Quando Carolina Soares, 34 anos, matriculou o filho na escola, não esperava que uma virada de chave fosse acontecer na vida da família antes mesmo do início do ano letivo. Faltava pouco para Miguel completar 2 anos e o atraso no desenvolvimento da fala preocupava os pais.
"Na época, minha irmã, que é professora, tentou me falar que poderia ser autismo, mas não aceitei", conta a trabalhadora autônoma. "O que eu tinha de conhecimento era o que a mídia mostrava", reconhece. Carolina, então, começou a procurar profissionais da área, que lançaram a suspeita de que o filho teria transtorno do espectro autista (TEA), e foi conversar com a escola na qual Miguel iria começar a estudar em pouco tempo.
O nervosismo inicial passou após a equipe pedagógica acolher a mãe e sugerir formas de trabalharem juntos. "Achei que eles iam dizer que não poderiam ficar com ele", relembra. Assim como Carolina, muitos pais de crianças neurodivergentes encontram dificuldade na hora de escolher uma escola que acolha o filho.
A neurodiversidade diz respeito a indivíduos que apresentam um funcionamento neurocognitivo atípico, ou seja, formas de processar informações diferentes das consideradas padrão pela sociedade. Estão dentro desse espectro uma série de condições, como transtorno do déficit de atenção com hiperatividade (TDAH), dislexia, discalculia, apraxia de fala e TEA.

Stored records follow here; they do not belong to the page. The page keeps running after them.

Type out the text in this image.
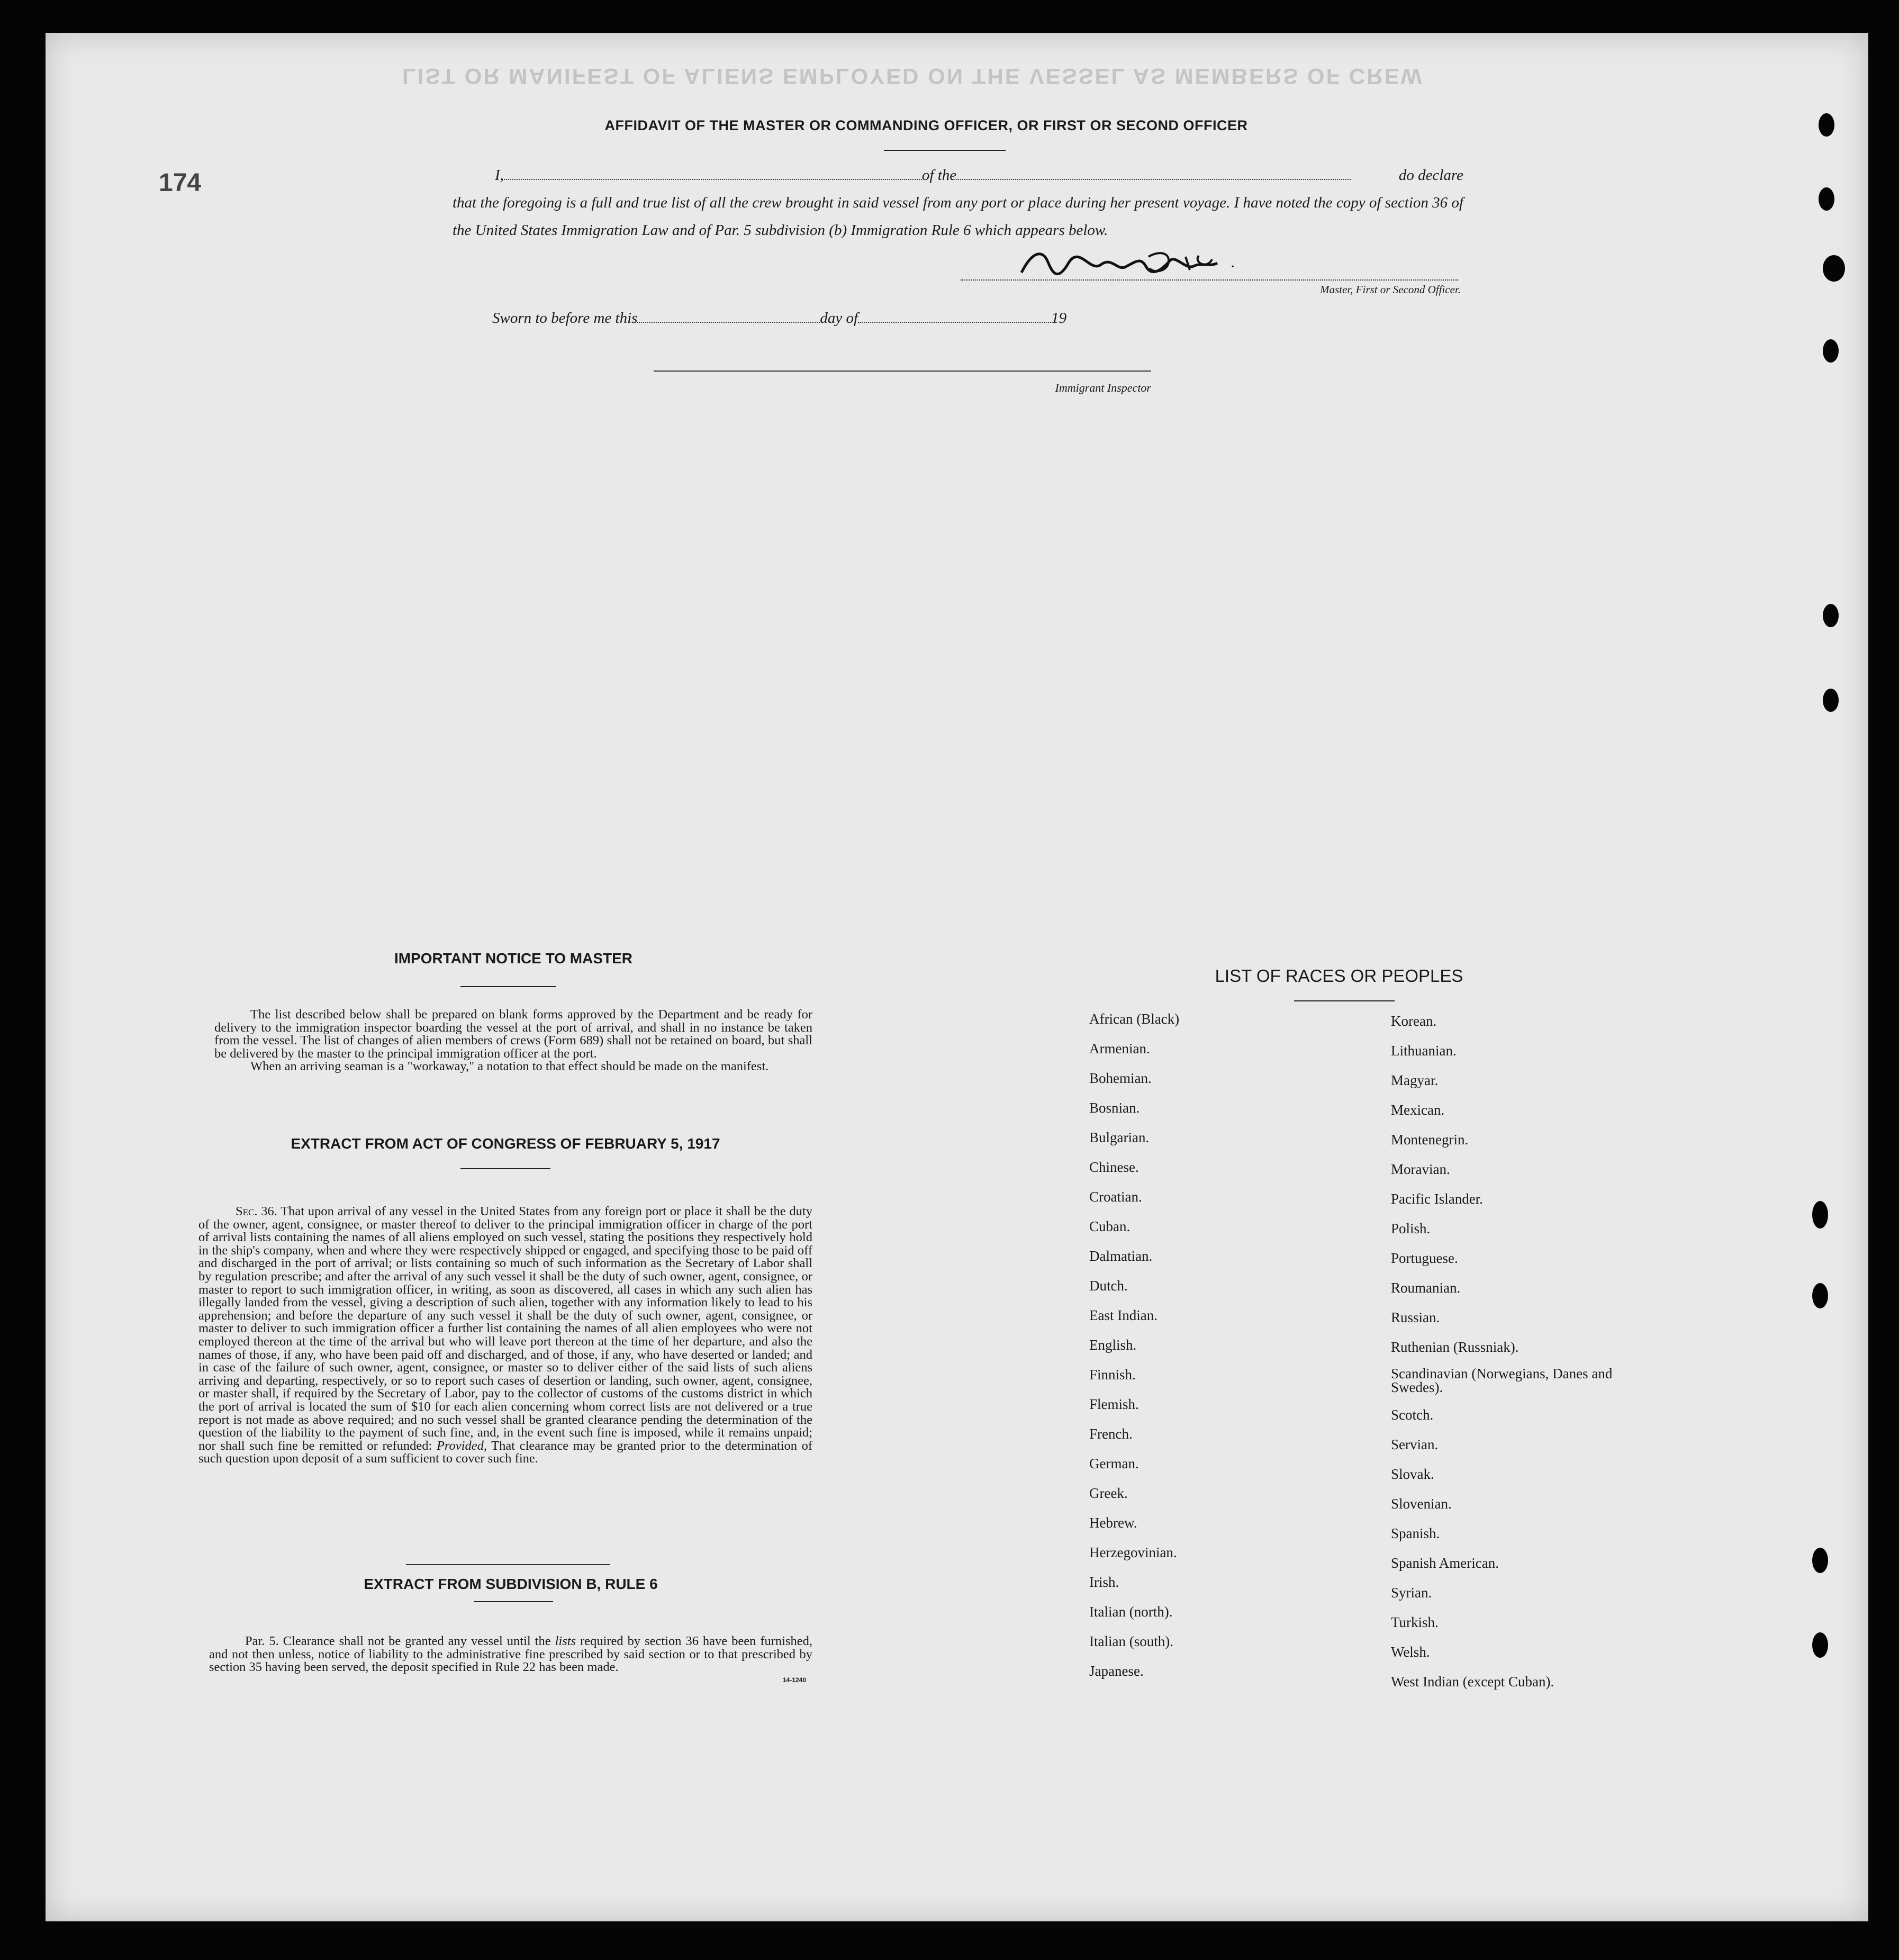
LIST OR MANIFEST OF ALIENS EMPLOYED ON THE VESSEL AS MEMBERS OF CREW
174
AFFIDAVIT OF THE MASTER OR COMMANDING OFFICER, OR FIRST OR SECOND OFFICER
I,	of the	do declare
that the foregoing is a full and true list of all the crew brought in said vessel from any port or place during her present voyage. I have noted the copy of section 36 of the United States Immigration Law and of Par. 5 subdivision (b) Immigration Rule 6 which appears below.
·
Master, First or Second Officer.
Sworn to before me this	day of	19
Immigrant Inspector
IMPORTANT NOTICE TO MASTER
The list described below shall be prepared on blank forms approved by the Department and be ready for delivery to the immigration inspector boarding the vessel at the port of arrival, and shall in no instance be taken from the vessel. The list of changes of alien members of crews (Form 689) shall not be retained on board, but shall be delivered by the master to the principal immigration officer at the port.
When an arriving seaman is a "workaway," a notation to that effect should be made on the manifest.
EXTRACT FROM ACT OF CONGRESS OF FEBRUARY 5, 1917
Sec. 36. That upon arrival of any vessel in the United States from any foreign port or place it shall be the duty of the owner, agent, consignee, or master thereof to deliver to the principal immigration officer in charge of the port of arrival lists containing the names of all aliens employed on such vessel, stating the positions they respectively hold in the ship's company, when and where they were respectively shipped or engaged, and specifying those to be paid off and discharged in the port of arrival; or lists containing so much of such information as the Secretary of Labor shall by regulation prescribe; and after the arrival of any such vessel it shall be the duty of such owner, agent, consignee, or master to report to such immigration officer, in writing, as soon as discovered, all cases in which any such alien has illegally landed from the vessel, giving a description of such alien, together with any information likely to lead to his apprehension; and before the departure of any such vessel it shall be the duty of such owner, agent, consignee, or master to deliver to such immigration officer a further list containing the names of all alien employees who were not employed thereon at the time of the arrival but who will leave port thereon at the time of her departure, and also the names of those, if any, who have been paid off and discharged, and of those, if any, who have deserted or landed; and in case of the failure of such owner, agent, consignee, or master so to deliver either of the said lists of such aliens arriving and departing, respectively, or so to report such cases of desertion or landing, such owner, agent, consignee, or master shall, if required by the Secretary of Labor, pay to the collector of customs of the customs district in which the port of arrival is located the sum of $10 for each alien concerning whom correct lists are not delivered or a true report is not made as above required; and no such vessel shall be granted clearance pending the determination of the question of the liability to the payment of such fine, and, in the event such fine is imposed, while it remains unpaid; nor shall such fine be remitted or refunded: Provided, That clearance may be granted prior to the determination of such question upon deposit of a sum sufficient to cover such fine.
EXTRACT FROM SUBDIVISION B, RULE 6
Par. 5. Clearance shall not be granted any vessel until the lists required by section 36 have been furnished, and not then unless, notice of liability to the administrative fine prescribed by said section or to that prescribed by section 35 having been served, the deposit specified in Rule 22 has been made.
14-1240
LIST OF RACES OR PEOPLES
African (Black)
Armenian.
Bohemian.
Bosnian.
Bulgarian.
Chinese.
Croatian.
Cuban.
Dalmatian.
Dutch.
East Indian.
English.
Finnish.
Flemish.
French.
German.
Greek.
Hebrew.
Herzegovinian.
Irish.
Italian (north).
Italian (south).
Japanese.
Korean.
Lithuanian.
Magyar.
Mexican.
Montenegrin.
Moravian.
Pacific Islander.
Polish.
Portuguese.
Roumanian.
Russian.
Ruthenian (Russniak).
Scandinavian (Norwegians, Danes and Swedes).
Scotch.
Servian.
Slovak.
Slovenian.
Spanish.
Spanish American.
Syrian.
Turkish.
Welsh.
West Indian (except Cuban).
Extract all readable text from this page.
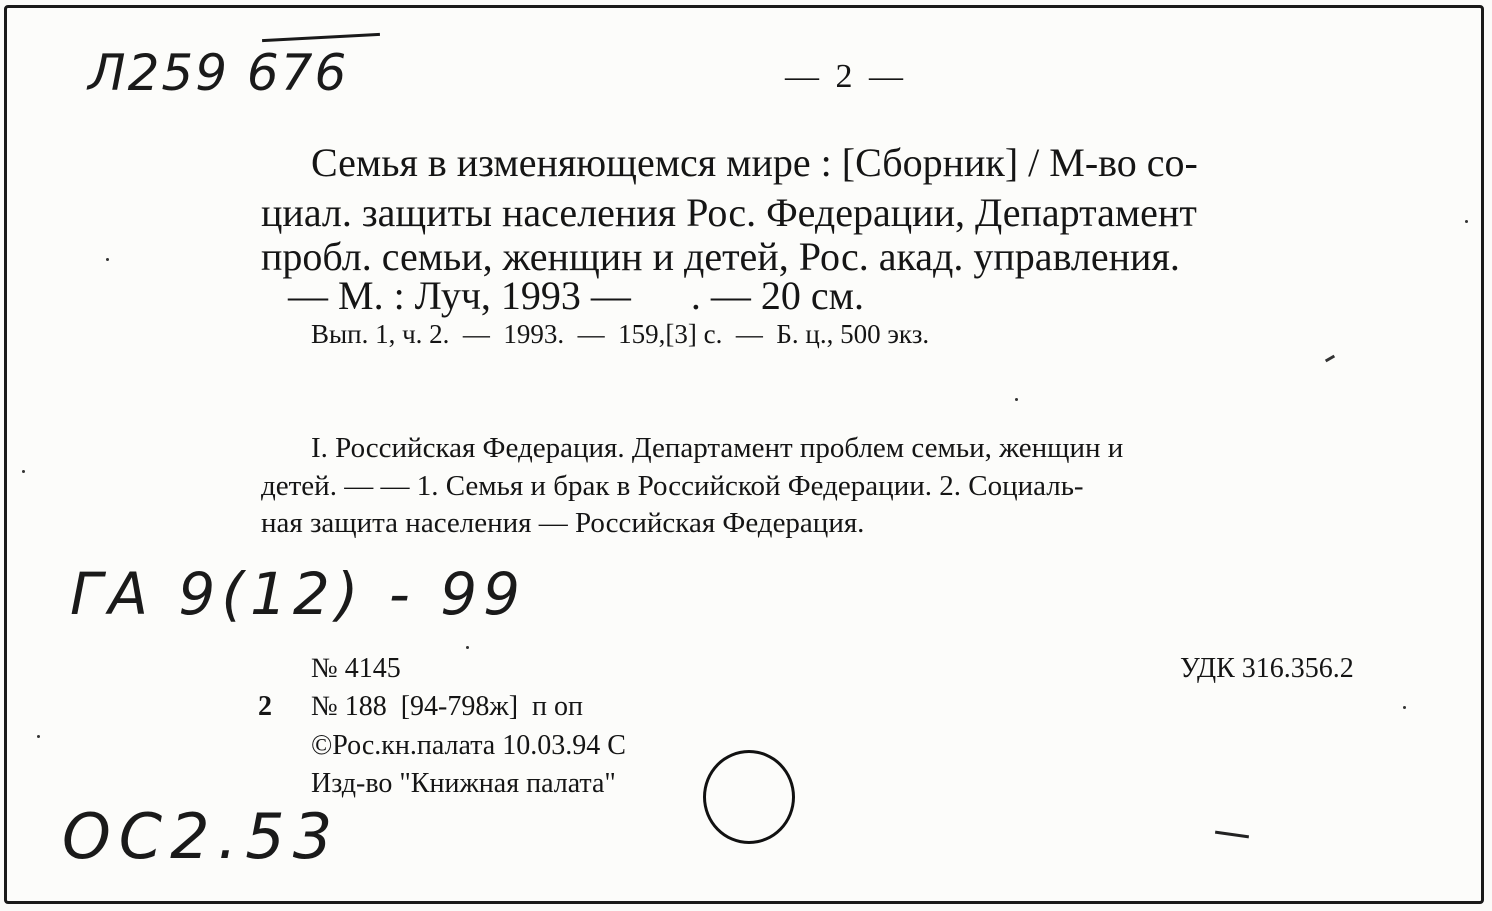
Л259 676	— 2 —
Семья в изменяющемся мире : [Сборник] / М-во со-
циал. защиты населения Рос. Федерации, Департамент
пробл. семьи, женщин и детей, Рос. акад. управления.
— М. : Луч, 1993 —      . — 20 см.
Вып. 1, ч. 2.  —  1993.  —  159,[3] с.  —  Б. ц., 500 экз.
I. Российская Федерация. Департамент проблем семьи, женщин и
детей. — — 1. Семья и брак в Российской Федерации. 2. Социаль-
ная защита населения — Российская Федерация.
ГА 9(12) - 99
№ 4145	УДК 316.356.2
2 № 188  [94-798ж]  п оп
©Рос.кн.палата 10.03.94 С
Изд-во "Книжная палата"
ОС2.53
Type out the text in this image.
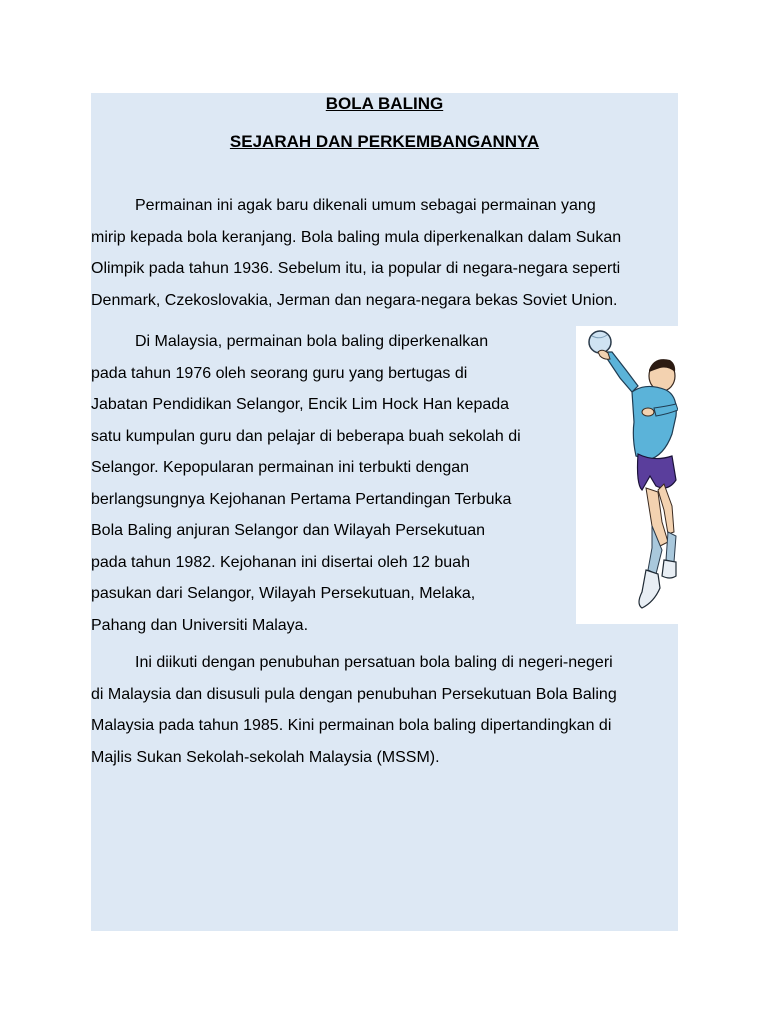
BOLA BALING
SEJARAH DAN PERKEMBANGANNYA

Permainan ini agak baru dikenali umum sebagai permainan yang
mirip kepada bola keranjang. Bola baling mula diperkenalkan dalam Sukan
Olimpik pada tahun 1936. Sebelum itu, ia popular di negara-negara seperti
Denmark, Czekoslovakia, Jerman dan negara-negara bekas Soviet Union.

Di Malaysia, permainan bola baling diperkenalkan
pada tahun 1976 oleh seorang guru yang bertugas di
Jabatan Pendidikan Selangor, Encik Lim Hock Han kepada
satu kumpulan guru dan pelajar di beberapa buah sekolah di
Selangor. Kepopularan permainan ini terbukti dengan
berlangsungnya Kejohanan Pertama Pertandingan Terbuka
Bola Baling anjuran Selangor dan Wilayah Persekutuan
pada tahun 1982. Kejohanan ini disertai oleh 12 buah
pasukan dari Selangor, Wilayah Persekutuan, Melaka,
Pahang dan Universiti Malaya.

Ini diikuti dengan penubuhan persatuan bola baling di negeri-negeri
di Malaysia dan disusuli pula dengan penubuhan Persekutuan Bola Baling
Malaysia pada tahun 1985. Kini permainan bola baling dipertandingkan di
Majlis Sukan Sekolah-sekolah Malaysia (MSSM).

"Ainda tem professor que pensa que educação tem a ver com o aluno que tira notas na média, que todo aluno aprende da mesma forma", comenta Augusto Galery, coordenador de Gestão Educacional do Instituto Rodrigo Mendes (IRM). "Os professores precisam entender que ele tem diferentes realidades dentro da mesma sala de aula", completa.
Para o especialista, uma educação inclusiva precisa ter como foco os processos de aprendizagem, em vez de estar centrada no poder do professor e nas dinâmicas de pergunta e resposta. "Quando a gente fala em educação inclusiva, a gente fala de uma educação que está lutando para retirar barreiras a qualquer participação", aponta.
Galery destaca ainda que a escola tem um papel pedagógico, não um papel clínico. Por isso, é necessário que haja diálogo com o atendimento terapêutico e os profissionais de saúde, cada um na sua área de atuação.
Comunidade
A atenção individualizada é ponto de importância na educação inclusiva, mas, segundo o especialista do IRM, não pode substituir o espaço coletivo de sala de aula. Por isso, além de garantir o aprendizado, é necessário fazer com que essa criança se sinta parte daquele grupo. "Uma educação inclusiva potencializa a educação de todas as pessoas quando a gente consegue formar uma comunidade", ressalta. "Por isso, quando for escolher, veja se você gostaria de participar dessa escola."
A autônoma Carolina Soares percebe que o acolhimento foi fundamental para o desenvolvimento de Miguel. Hoje com quase 7 anos, o menino já não é mais a criança agitada de antes. "Na primeira semana de aula, eu o deixava na escola e ficava no estacionamento chorando", lembra. Em alguns momentos, a mãe considerou que o filho não participasse de algumas atividades coletivas, como apresentações da escola, porque isso provocava inquietação em Miguel. O pequeno, no entanto, superou essa barreira e já é capaz de interagir nessas situações.
Desde o retorno presencial, a escola se tornou um mundo de aventuras para Miguel e para Carolina, com passeios, festa do pijama, interação com os colegas de classe e a formatura do ABC, onde o menino surpreendeu a todos. "Meu sonho era meu filho falar, e foi tão rápido que na formatura ele leu o agradecimento", conta a mãe, cheia de orgulho.